A runtime error is an error that occurs when a program you’re using or writing crashes or produces a wrong output. At times, it may prevent you from using the application or even your personal computer. In some cases, users need only refresh their device or the program to resolve the runtime error. However, sometimes, users may have to perform a particular action to fix the error.

Runtime errors are of various types, including logic and encoding errors. Such errors are caused by unpatched bugs in the software build or used up memory. Simple fixes include reinstalling the affected program, updating it with a newer iteration, or operating it in Safe Mode.

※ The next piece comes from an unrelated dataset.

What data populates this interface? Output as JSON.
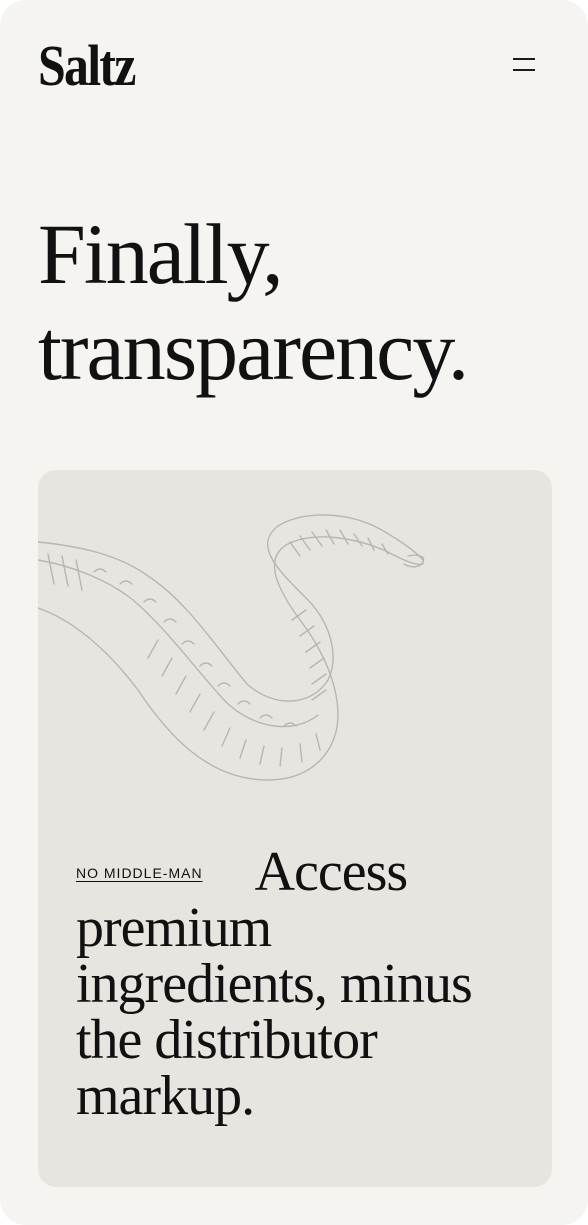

Before a runtime error shows up on your computer, you may have noticed its performance slowing down. When runtime errors occur, your computer will always display a prompt stating the specific type of error you’ve encountered.

Other interesting terms…

Read More about “Runtime Error”

To understand what constitutes a runtime error better, let’s take a look at some of its common forms, which include:

Logic Error

A logic error occurs when a developer enters the wrong statements into the application’s source code. With if-then statements, for example, developers would sometimes make the mistake of leaving the logical values to revert to “true.” Many runtime errors fall under this category.

Memory Leak

Memory leaks happen when a program drains your computer’s random access memory (RAM). It often arises from unpatched software, such as when you fail to update your operating system (OS) to the newest release. 

Division by Zero Error

Division by zero (DIV/0) is an error associated with Excel workbooks. When formula inputs in the spreadsheet are left blank, the total might display a DIV/0 error. The cell formulas need to be formatted in a precise manner to produce the correct output.

Undefined Object Error

An undefined object error happens when a program attempts to call a function for a PHP or JavaScript object (or a C++ variable) that isn’t defined or assigned a value. The error also occurs for deeply nested objects. In simpler terms, the code “cannot read” or find where a property is because it does not exist or is buried several levels deep within the code.

Input/Output Device Error

Input/Output (I/O) device errors occur when issues arise with the read/write function of a device. Common causes include device malfunction, outdated drivers, OS incompatibility, and faulty universal serial bus (USB) ports. As a result, users would get a prompt saying that the device wasn’t accessible, making it impossible to transfer or encode files into it. Usually, the memory drive or the computer only needs to be restarted to get rid of the issue.

Encoding Error

Encoding errors happen when you’re rendering a file, say a video file, to convert it into a usable or accessible file format. This is due to the resource-intensive nature of the encoding process. Error messages linked to this type of error include “encoding overloaded” or “encoding failed.”